Matching workload characteristics to hardware reduces wasted capacity and improves both latency and throughput per dollar. Models like Kimi K2.5 exceed one trillion parameters and weigh roughly 560 GB, requiring eight H100 GPUs just to load weights. Cloudflare's disaggregation lets large models run on fewer or less expensive GPUs. Llama 4 Scout runs on two H200 GPUs with substantial remaining headroom. Kimi K2.5 runs on eight H100s while retaining KV cache space.

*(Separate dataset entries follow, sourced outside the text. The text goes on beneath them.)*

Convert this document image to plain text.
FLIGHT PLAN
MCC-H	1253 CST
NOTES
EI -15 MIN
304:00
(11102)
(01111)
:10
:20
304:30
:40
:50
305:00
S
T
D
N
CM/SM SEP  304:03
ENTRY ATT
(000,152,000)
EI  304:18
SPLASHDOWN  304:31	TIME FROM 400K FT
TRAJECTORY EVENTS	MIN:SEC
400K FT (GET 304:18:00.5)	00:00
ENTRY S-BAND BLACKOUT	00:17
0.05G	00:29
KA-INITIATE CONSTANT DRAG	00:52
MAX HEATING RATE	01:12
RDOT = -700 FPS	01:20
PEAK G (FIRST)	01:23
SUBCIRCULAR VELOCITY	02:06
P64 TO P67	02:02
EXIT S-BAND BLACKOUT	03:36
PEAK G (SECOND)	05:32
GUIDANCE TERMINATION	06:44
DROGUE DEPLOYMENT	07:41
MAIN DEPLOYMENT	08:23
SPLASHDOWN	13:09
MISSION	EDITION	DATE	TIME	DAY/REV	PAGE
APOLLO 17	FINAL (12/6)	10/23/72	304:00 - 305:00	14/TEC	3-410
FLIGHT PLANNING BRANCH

To orchestrate multi-GPU execution, Cloudflare built Infire, a proprietary inference engine announced during Cloudflare Birthday Week 2025. Infire supports pipeline parallelism (load-balancing work across pipeline stages) and tensor parallelism (minimizing cross-GPU communication). Using both strategies together provides the best balance of throughput and latency for most models.
Separately, Cloudflare developed Unweight, a system that compresses model weights by 15–22% without accuracy loss, reducing the data GPUs must load and move during inference.
Disaggregation enables independent scaling of prefill and decode capacity — an important lever when prompt lengths or generation lengths shift with workload type. A RAG pipeline with long context windows stresses prefill differently than a high-QPS chatbot; separating the stages lets teams tune cost allocation without re-provisioning monolithic GPU nodes. Running inference at CDN edge nodes reduces round-trip latency for globally distributed applications and sidesteps the single-region bottleneck common in centralized GPU clusters.
FIG. 02Disaggregated prefill and decode stages scale independently: compute-intensive prefill can batch requests; memory-intensive decode prioritizes latency per token.— Cloudflare Infire infrastructure
The broader market signal is consolidation risk for pure-play inference cloud vendors. Cloudflare's global network and existing enterprise relationships make it a credible default inference layer for organizations already routing traffic through its platform. Cockroach Labs' State of AI Infrastructure report corroborates the pressure: companies need more than performance upgrades — they need a fundamental shift in how systems are architected.
Open questions remain around pricing transparency, SLA commitments for GPU availability, and whether Infire's optimizations extend to fine-tuned or quantized model variants beyond the publicly demonstrated checkpoints. The engineering is credible and efficiency numbers are specific — but the competitive test is whether enterprises will trust a CDN vendor for mission-critical inference workloads.